The Baltic Dry Index, a measure of commodity freight costs, will take until 2014 to exceed an average level of 2,000 as iron-ore production runs below estimates, said Macquarie Capital Securities Ltd.
Top global producer Vale SA’s output of the steelmaking raw material will be 26 percent lower next year than projected by the company in 2007, Macquarie said in a report e-mailed yesterday. That equates to a shortfall of 110 million metric tons, it said. At the same time, the fleet is set to expand more quickly than demand to ship commodities, the report showed.
Iron ore is typically carried on capesizes, the largest vessels tracked by the index. The dry-bulk fleet’s growth next year will outpace an estimated 8 percent gain in demand to transport commodities by sea, even as scrapping of older vessels surges 48 percent, Macquarie analysts led by Hong Kong-based Janet Lewis said in the report.
“We believe 2012 will be the low point for rates, but that the recovery back to a BDI average of around 2,000 will take until 2014,” the bank said.
The index fell 0.5 percent to 1,856 today, the first drop in six sessions, according to the Baltic Exchange, a London- based provider of shipping rates on international maritime routes. It has averaged about 1,529 this year, data compiled by Bloomberg shows, headed for the lowest annual figure since 2002. The gauge’s yearly average peaked at 7,070 in 2007.
Macquarie predicted the most pressure on earnings over the next two years for capesizes and panamaxes, the two largest dry- bulk vessel classes. They have the greatest surplus of capacity, the analysts said.
The largest and smallest capesize subclasses, so-called very large ore carriers and mini-capes, had the biggest oversupply, Macquarie said, citing a presentation from Ian Sheriff, a representative of Zodiac Maritime Agencies Ltd. The London-based ship operator has a fleet of 34 capesizes and 13 very large ore carriers.
Dry-bulk ships with a combined capacity of 37 million deadweight tons will be demolished next year, up from 25 million tons in 2011, the report showed. Vessel deliveries will drop to 70 million tons from 96 million tons this year, Macquarie forecast.
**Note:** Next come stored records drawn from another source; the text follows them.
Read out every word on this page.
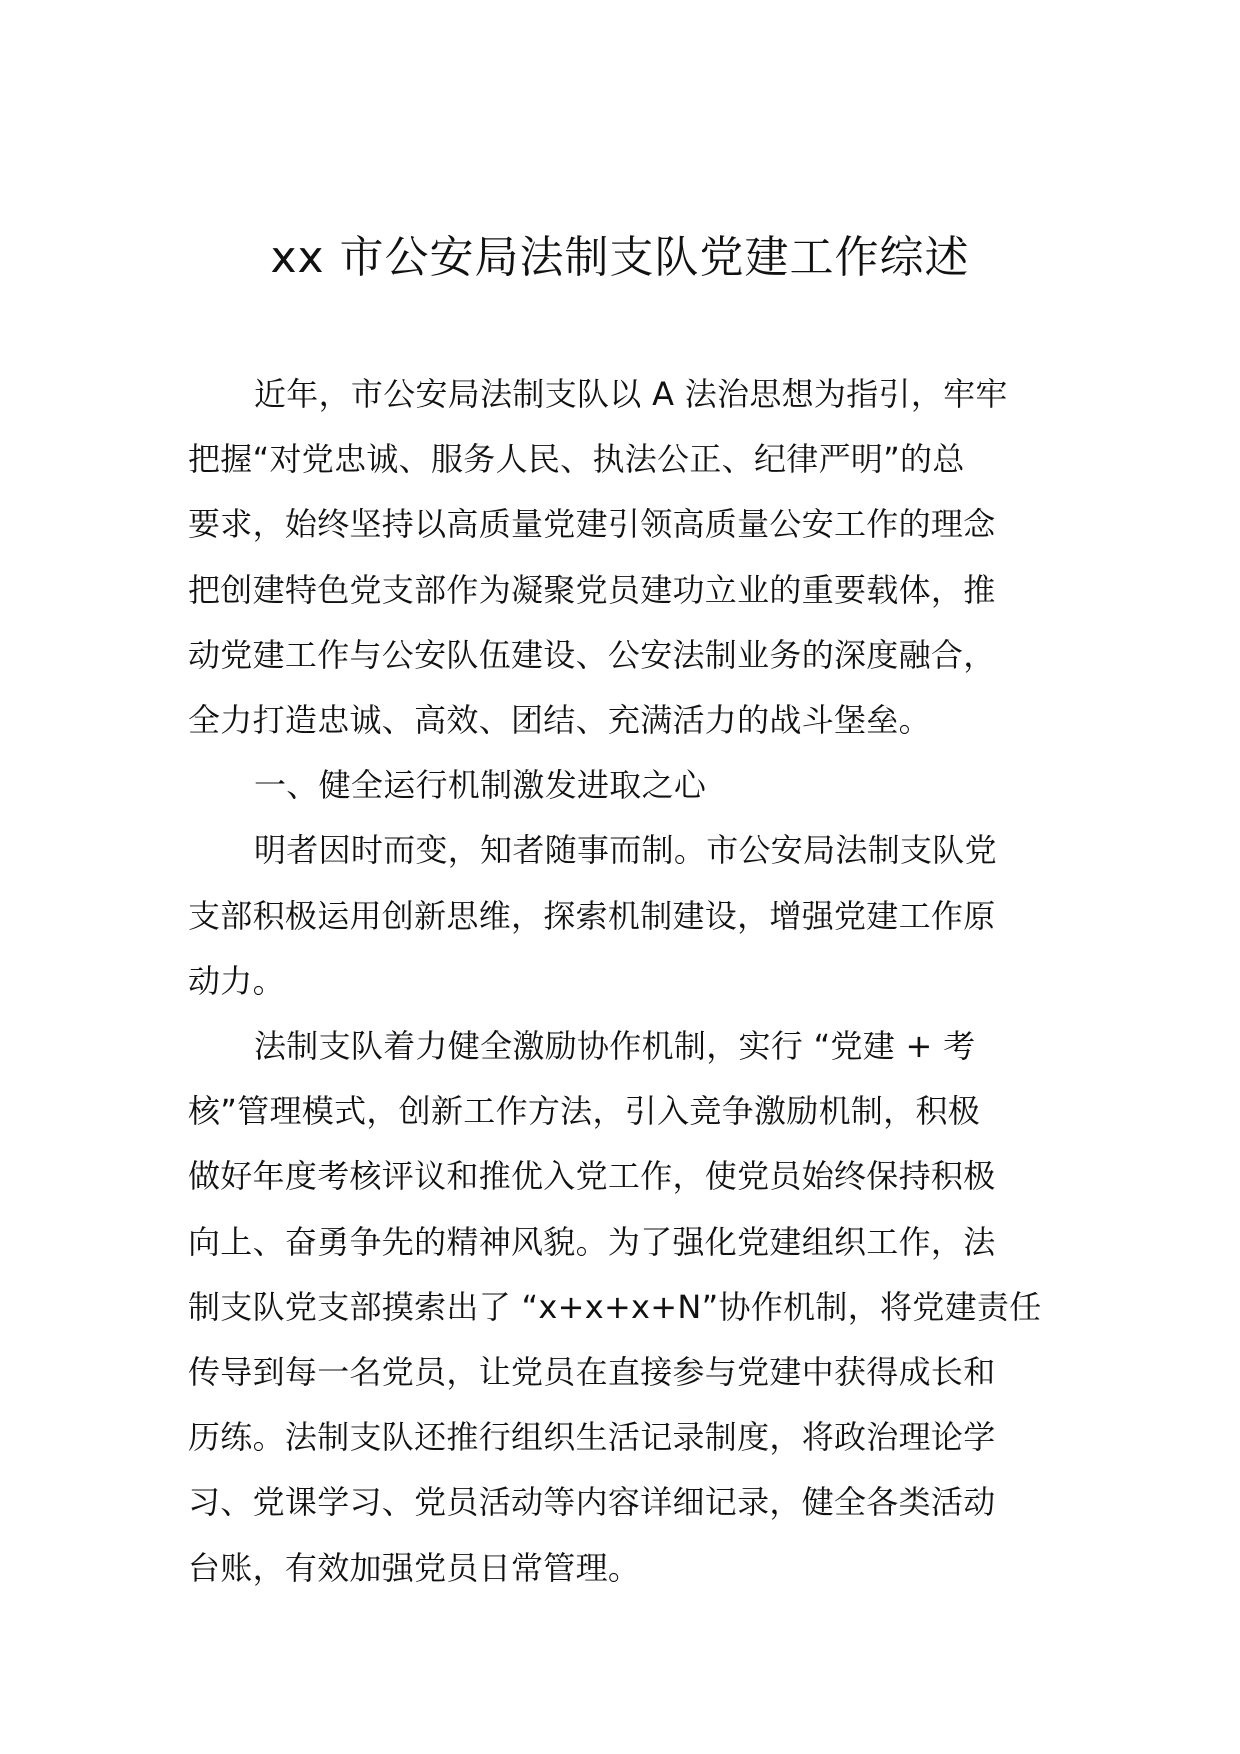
xx 市公安局法制支队党建工作综述
近年，市公安局法制支队以 A 法治思想为指引，牢牢
把握“对党忠诚、服务人民、执法公正、纪律严明”的总
要求，始终坚持以高质量党建引领高质量公安工作的理念
把创建特色党支部作为凝聚党员建功立业的重要载体，推
动党建工作与公安队伍建设、公安法制业务的深度融合，
全力打造忠诚、高效、团结、充满活力的战斗堡垒。
一、健全运行机制激发进取之心
明者因时而变，知者随事而制。市公安局法制支队党
支部积极运用创新思维，探索机制建设，增强党建工作原
动力。
法制支队着力健全激励协作机制，实行 “党建 + 考
核”管理模式，创新工作方法，引入竞争激励机制，积极
做好年度考核评议和推优入党工作，使党员始终保持积极
向上、奋勇争先的精神风貌。为了强化党建组织工作，法
制支队党支部摸索出了 “x+x+x+N”协作机制，将党建责任
传导到每一名党员，让党员在直接参与党建中获得成长和
历练。法制支队还推行组织生活记录制度，将政治理论学
习、党课学习、党员活动等内容详细记录，健全各类活动
台账，有效加强党员日常管理。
The average daily single-voyage rent for a capesize fell for the first session in seven, declining 0.4 percent to $29,250, according to the exchange. That’s almost double this year’s average of $14,722 and 8.6 percent below the 2011 high of $31,998 reached Oct. 25, data show.
Panamax hire costs slid 0.5 percent to $13,523, the lowest level since Sept. 28, and supramaxes that are about 25 percent smaller fell 0.9 percent to $13,827. Handysize vessels, the smallest tracked by the index, declined for an 11th session, sliding 0.4 percent to $8,824.